Per cercare di far luce sul fenomeno, il team di ricercatori, guidato da Yohai Kaspi del Weizmann Institute of Science, ha studiato con attenzione le variazioni dei campi gravitazionali dei due pianeti – influenzati a loro volta dai pattern di circolazione atmosferica – osservando piccole accelerazioni e decelerazioni nella traiettoria di una sonda (la Voyager 2) che transita vicino al pianeta. Adottare metodi indiretti è fondamentale in questo tipo di studi: è infatti impossibile osservare direttamente la parte più interna dei pianeti, nascosta da densi strati di nuvole che rendono molto difficile effettuare misure al di sotto degli strati più esterni delle loro atmosfere.
Grazie alle misure effettuate dalla navicella quindi, i ricercatori sono stati in grado di determinare che solo dei venti confinati fermamente nei 1000 chilometri più esterni del raggio delle atmosfere possono essere compatibili con i dati riportati, e che lo strato in cui si verificano i fenomeni metereologici di entrambi è molto sottile (relativamente sottile, visto che l’atmosfera terrestre, per confronto, si espande solo per circa 100 chilometri).
Ma cosa può dirci questo risultato per i ‘cugini maggiori’ di Nettuno e Urano, Saturno e Giove?

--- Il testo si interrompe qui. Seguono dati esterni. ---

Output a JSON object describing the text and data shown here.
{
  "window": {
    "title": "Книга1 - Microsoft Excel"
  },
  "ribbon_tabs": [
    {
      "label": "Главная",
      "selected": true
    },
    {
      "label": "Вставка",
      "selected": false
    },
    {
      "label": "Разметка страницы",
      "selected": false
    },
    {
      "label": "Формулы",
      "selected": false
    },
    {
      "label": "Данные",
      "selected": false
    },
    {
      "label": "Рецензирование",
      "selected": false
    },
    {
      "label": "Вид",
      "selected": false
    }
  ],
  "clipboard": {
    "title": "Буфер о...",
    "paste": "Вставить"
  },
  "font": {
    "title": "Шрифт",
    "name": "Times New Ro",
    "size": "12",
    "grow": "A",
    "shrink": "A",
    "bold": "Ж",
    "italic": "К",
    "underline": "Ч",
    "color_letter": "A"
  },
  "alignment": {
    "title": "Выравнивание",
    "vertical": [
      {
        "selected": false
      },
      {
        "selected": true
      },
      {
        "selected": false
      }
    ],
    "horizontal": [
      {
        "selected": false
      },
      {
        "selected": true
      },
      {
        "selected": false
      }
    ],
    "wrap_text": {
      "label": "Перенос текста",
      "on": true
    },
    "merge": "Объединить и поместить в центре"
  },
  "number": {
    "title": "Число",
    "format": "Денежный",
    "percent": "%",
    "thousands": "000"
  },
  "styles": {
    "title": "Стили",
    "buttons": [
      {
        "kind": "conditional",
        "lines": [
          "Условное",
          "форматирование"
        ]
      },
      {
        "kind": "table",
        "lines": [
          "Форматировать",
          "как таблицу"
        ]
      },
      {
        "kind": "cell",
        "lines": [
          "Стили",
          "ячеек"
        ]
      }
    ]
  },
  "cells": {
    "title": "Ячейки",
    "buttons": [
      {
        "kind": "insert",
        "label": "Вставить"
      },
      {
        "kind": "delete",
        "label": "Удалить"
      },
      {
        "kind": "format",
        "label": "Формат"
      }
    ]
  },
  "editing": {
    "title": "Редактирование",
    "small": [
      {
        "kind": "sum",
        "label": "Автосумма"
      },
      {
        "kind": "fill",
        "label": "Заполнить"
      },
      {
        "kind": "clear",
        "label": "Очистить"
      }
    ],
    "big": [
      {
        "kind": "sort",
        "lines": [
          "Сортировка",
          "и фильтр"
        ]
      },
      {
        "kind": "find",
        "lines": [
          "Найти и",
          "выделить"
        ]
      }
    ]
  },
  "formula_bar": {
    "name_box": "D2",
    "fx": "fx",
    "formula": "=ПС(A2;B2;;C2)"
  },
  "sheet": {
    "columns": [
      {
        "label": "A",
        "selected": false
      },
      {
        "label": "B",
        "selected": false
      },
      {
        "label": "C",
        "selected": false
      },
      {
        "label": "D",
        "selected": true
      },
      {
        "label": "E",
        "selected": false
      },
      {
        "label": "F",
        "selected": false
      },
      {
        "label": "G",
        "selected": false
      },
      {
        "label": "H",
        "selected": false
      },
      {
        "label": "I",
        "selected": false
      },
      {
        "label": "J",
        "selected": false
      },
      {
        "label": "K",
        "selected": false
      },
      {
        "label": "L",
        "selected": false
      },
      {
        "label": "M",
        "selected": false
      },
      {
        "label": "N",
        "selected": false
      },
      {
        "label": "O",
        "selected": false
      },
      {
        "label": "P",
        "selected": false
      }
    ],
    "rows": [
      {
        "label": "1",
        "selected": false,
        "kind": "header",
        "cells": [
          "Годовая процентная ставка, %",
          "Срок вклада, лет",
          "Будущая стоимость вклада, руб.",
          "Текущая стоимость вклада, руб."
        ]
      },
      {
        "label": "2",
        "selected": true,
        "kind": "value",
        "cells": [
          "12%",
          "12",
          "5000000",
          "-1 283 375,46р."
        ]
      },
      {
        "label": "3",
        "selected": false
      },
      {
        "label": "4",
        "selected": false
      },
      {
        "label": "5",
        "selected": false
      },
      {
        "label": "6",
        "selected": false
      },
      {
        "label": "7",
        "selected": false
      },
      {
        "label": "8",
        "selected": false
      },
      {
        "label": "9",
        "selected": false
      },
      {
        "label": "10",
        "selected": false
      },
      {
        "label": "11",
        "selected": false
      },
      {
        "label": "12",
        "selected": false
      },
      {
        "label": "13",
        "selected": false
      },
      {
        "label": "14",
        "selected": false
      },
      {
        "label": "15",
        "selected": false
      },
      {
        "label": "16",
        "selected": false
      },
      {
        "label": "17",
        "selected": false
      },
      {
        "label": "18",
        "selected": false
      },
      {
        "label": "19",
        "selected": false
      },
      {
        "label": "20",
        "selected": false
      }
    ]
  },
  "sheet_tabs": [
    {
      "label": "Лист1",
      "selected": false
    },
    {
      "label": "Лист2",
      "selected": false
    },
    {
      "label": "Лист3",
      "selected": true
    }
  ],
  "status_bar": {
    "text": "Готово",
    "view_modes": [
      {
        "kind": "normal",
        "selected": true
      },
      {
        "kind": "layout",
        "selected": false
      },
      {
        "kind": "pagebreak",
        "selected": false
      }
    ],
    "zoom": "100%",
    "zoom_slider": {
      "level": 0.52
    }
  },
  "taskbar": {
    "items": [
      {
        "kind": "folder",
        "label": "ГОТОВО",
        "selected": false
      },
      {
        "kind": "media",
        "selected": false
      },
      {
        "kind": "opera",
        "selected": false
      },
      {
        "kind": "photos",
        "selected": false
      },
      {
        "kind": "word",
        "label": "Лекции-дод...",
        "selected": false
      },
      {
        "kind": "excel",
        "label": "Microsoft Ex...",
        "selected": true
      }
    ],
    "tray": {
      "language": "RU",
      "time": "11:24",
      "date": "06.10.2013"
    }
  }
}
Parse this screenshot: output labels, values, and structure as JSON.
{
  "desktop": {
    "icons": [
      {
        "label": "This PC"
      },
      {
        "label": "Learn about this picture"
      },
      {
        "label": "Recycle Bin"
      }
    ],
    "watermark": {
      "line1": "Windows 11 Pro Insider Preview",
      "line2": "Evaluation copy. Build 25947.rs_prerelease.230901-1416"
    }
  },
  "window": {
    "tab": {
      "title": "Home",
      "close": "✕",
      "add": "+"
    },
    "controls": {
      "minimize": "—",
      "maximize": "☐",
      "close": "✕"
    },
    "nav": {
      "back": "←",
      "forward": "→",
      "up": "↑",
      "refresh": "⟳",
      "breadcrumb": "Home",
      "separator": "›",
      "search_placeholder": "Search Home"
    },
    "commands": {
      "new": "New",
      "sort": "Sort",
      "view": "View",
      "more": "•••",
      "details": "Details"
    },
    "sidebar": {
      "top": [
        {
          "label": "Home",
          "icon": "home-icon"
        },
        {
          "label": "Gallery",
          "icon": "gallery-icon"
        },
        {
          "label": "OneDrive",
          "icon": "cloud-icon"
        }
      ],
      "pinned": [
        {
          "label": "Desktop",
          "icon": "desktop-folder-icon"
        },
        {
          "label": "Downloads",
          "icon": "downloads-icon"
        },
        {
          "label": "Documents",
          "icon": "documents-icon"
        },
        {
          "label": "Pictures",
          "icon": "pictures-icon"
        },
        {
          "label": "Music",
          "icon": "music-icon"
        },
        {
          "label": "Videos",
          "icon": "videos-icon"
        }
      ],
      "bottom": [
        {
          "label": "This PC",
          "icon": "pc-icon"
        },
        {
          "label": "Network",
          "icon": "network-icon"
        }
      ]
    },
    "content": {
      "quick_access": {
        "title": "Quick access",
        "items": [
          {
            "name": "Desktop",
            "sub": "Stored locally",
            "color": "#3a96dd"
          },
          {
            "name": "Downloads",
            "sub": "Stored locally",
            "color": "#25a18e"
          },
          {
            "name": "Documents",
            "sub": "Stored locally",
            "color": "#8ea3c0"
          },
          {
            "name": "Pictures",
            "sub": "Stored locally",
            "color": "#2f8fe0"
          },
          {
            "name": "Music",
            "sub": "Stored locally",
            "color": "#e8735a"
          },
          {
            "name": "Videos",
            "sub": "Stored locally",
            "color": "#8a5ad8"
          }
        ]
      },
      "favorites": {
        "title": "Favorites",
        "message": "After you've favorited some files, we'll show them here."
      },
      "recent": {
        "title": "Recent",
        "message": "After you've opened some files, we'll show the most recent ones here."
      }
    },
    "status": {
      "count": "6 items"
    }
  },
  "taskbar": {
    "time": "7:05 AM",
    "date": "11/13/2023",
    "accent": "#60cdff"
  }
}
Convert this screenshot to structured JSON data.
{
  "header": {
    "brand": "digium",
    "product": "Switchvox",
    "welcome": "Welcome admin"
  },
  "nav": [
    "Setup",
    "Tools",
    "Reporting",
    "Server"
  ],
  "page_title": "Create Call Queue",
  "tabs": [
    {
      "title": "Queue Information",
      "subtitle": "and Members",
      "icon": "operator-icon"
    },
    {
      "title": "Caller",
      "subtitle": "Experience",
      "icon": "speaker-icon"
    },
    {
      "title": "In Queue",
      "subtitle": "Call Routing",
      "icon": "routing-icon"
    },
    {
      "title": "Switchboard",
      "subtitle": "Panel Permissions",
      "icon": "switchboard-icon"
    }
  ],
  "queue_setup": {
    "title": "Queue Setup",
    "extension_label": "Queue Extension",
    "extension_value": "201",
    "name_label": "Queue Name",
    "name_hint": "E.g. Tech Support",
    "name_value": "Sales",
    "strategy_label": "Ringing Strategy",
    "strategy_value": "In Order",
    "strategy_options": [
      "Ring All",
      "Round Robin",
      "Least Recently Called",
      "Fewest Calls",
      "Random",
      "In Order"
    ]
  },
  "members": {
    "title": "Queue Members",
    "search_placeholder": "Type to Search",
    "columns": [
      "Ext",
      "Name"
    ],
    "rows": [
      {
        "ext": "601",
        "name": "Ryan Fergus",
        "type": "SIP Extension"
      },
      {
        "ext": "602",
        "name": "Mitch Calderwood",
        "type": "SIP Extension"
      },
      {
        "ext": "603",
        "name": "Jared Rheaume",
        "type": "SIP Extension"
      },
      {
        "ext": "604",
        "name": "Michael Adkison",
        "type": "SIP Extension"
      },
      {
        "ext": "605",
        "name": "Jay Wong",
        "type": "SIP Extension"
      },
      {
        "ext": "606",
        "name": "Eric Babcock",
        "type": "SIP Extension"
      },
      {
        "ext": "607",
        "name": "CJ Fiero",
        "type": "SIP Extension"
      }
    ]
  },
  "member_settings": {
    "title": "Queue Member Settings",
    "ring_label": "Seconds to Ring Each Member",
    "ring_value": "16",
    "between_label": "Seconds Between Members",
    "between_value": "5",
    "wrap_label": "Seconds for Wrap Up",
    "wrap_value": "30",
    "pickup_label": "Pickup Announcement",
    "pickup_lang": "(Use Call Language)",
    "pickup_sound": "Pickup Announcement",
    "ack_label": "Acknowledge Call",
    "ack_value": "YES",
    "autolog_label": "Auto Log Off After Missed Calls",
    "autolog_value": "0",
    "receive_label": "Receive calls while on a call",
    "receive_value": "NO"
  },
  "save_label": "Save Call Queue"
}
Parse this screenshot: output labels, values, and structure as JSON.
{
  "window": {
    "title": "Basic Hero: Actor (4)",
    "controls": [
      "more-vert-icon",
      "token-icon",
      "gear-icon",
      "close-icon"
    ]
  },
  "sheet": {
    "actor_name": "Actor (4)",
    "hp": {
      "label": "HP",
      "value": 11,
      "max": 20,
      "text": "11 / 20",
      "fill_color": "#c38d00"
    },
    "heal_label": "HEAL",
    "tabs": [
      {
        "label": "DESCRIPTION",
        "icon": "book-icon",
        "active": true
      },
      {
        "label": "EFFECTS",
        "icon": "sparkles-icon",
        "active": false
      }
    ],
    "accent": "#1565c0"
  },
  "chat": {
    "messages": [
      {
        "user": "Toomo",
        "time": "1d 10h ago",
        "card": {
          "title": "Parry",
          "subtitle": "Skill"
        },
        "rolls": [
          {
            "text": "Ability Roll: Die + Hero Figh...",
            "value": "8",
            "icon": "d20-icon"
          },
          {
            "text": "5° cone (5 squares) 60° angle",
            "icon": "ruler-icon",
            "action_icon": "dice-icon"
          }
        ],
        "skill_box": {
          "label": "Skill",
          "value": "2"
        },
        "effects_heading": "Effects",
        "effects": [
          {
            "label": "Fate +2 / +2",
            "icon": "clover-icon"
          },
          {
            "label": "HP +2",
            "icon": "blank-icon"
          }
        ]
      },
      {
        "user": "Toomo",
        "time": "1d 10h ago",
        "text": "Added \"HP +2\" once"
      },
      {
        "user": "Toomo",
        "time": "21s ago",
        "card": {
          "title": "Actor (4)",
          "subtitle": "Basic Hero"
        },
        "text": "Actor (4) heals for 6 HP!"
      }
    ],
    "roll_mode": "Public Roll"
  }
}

Anch’essi infatti sono caratterizzati da venti molto forti, ma in questo caso le correnti variano in modo molto più evidente con la latitudine. Secondo i ricercatori, questo implica che solo misure più sensibili e accurate, come quelle che saranno effettuate dalla missione Juno, lanciata nel 2011, potranno fornire informazioni a riguardo.